FOUR PAINTED STRAW-GLAZED FEMALE MUSICIANS

EARLY TANG DYNASTY, 7TH CENTURY

Details
FOUR PAINTED STRAW-GLAZED FEMALE MUSICIANS
Early Tang Dynasty, 7th Century
Each kneeling, three holding musical instruments, their robes falling in folds around them and with traces of red-striped pigments, each with a black-painted topknot
6in. (15.2cm.) high (4)

Lot Essay

See The Silk Road, Treasures of Tang China, Singapore, 1991, Catalogue, pp. 78 and 79, for illustrations of unglazed musicians, and where it is noted that "the music and dance of Tang China reached new heights of sophistication with foreign influence. Foreign music and dance forms entered China via the Silk Road and became immensely popular during the Sui and Tang dynasties. Royalty, aristocrats and the man in the street loved the exotic foreign performing arts. The patronage of early Tang emperors such as Tai Zong, Xuan Zong and the Empress Wu Zetian provided a favorable environment for music and dance to flourish. In those days, music also played an integral part in the literary arts where popular Tang poems would be sung to rhythm and harmony". However, the Tang musicians were not just content to perform foreign music, they merged foreign elements with traditional Chinese styles to create a unique Tang sound. Thereafter, two types of performers appeared in the court, "the indoor sedentary performers" and the "outdoor standing performer." This group belongs to the former type who were accorded a higher status than those who performed outdoors.
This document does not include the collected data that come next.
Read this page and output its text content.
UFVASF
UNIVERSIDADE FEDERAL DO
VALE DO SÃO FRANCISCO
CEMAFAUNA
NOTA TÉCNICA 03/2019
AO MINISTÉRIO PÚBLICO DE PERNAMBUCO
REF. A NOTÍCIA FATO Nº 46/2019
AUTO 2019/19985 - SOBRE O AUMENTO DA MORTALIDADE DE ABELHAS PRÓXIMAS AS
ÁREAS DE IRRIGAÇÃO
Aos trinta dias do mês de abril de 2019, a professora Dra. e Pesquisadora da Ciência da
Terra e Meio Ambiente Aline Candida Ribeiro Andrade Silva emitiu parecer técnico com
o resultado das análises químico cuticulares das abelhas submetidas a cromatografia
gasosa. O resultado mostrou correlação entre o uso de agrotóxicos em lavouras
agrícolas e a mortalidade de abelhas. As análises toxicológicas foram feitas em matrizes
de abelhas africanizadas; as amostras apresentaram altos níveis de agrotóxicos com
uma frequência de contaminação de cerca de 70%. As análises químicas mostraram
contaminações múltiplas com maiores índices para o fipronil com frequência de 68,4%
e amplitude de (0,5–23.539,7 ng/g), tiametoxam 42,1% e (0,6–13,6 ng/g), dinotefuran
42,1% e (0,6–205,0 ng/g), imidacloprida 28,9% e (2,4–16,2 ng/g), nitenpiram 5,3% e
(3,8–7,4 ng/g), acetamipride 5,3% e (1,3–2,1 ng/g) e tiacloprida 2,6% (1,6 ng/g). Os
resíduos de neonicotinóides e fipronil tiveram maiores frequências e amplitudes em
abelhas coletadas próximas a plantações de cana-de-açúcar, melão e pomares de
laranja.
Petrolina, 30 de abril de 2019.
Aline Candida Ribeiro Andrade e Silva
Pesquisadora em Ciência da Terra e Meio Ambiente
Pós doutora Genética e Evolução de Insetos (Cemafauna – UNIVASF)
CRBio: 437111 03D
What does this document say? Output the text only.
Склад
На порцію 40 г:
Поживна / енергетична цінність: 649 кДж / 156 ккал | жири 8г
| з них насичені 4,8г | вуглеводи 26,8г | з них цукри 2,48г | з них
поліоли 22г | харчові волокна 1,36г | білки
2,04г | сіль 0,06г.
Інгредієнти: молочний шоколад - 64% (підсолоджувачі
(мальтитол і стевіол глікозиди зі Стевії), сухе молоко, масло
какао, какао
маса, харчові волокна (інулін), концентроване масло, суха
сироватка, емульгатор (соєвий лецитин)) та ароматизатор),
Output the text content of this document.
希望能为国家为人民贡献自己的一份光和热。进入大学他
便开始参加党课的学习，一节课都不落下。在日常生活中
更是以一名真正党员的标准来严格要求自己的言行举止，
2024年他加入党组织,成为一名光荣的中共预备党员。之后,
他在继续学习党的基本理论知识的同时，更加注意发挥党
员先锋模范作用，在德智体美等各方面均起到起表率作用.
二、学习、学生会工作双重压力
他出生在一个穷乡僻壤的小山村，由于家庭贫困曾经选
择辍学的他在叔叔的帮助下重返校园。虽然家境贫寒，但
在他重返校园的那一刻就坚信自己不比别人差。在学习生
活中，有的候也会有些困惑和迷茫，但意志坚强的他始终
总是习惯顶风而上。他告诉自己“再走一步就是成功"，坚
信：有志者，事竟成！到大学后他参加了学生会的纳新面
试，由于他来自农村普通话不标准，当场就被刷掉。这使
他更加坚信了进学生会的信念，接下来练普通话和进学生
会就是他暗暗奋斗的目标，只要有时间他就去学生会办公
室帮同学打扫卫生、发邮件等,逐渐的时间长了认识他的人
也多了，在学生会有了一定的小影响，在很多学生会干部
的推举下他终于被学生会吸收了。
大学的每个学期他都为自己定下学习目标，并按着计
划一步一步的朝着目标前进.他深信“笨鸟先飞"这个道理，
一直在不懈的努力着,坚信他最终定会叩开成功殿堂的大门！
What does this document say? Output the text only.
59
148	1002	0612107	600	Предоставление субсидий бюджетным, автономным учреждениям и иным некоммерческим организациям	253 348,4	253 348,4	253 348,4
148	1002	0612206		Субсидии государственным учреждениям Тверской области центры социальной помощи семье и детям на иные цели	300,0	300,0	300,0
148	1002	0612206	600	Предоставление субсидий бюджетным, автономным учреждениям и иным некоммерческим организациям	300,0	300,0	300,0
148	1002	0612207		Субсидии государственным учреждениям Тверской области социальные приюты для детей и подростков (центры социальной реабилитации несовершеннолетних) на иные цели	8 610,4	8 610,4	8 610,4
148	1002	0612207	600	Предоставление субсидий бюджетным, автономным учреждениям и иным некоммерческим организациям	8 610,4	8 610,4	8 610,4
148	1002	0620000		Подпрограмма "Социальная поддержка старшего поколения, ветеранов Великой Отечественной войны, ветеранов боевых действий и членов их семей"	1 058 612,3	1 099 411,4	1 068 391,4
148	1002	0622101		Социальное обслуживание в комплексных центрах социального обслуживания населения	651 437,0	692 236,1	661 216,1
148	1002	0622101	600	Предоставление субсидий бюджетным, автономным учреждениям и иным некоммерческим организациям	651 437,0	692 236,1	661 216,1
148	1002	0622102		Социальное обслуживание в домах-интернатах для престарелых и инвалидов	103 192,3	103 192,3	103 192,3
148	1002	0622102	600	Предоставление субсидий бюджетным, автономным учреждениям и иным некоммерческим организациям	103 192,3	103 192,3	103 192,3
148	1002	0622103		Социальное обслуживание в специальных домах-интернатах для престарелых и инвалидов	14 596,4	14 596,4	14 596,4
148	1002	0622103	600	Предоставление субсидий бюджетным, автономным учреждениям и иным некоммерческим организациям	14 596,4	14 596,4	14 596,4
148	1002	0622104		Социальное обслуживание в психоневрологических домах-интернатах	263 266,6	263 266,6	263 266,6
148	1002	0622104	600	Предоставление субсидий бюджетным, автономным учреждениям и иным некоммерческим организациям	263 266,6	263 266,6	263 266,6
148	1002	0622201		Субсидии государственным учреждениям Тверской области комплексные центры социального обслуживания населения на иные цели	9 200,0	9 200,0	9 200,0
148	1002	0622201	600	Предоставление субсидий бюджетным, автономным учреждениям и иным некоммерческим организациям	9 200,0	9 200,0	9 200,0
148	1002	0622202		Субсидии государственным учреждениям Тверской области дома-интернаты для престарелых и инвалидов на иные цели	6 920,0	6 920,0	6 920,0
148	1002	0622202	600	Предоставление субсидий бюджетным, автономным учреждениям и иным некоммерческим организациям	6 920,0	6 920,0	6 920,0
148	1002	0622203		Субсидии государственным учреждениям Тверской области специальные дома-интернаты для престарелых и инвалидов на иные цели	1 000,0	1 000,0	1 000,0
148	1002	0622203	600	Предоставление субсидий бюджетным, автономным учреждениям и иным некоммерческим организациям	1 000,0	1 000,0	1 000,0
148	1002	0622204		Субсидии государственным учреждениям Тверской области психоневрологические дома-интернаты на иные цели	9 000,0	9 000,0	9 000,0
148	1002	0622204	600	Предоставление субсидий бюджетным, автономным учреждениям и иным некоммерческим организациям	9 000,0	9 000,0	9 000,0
For a depiction of Tang dynasty female musicians of this type, with similar hairstyles and costumes, see the rubbings from a stone coffin unearthed in 1973 from the tomb of Li Shou in Sanyuan, Shaanxi province, included in the exhibition, Treasures of Chang'an, Capital of the Silk Road, Hong Kong Museum of Art, 1993-1994, Catalogue, pp. 226 and 26, no. 6. A similar group of kneeling female musicians is illustrated by Qin Ting Yu in Zhongguo gudai taoci yishu (Chinese Ancient Ceramic Sculpture and Art), Beijing, 1957, fig. 53.

A group of musicians of similar type in the Metropolitan Museum of Art, New York, are illustrated by Suzanne Valenstein, A Handbook of Chinese Ceramics, 1975, no. 22.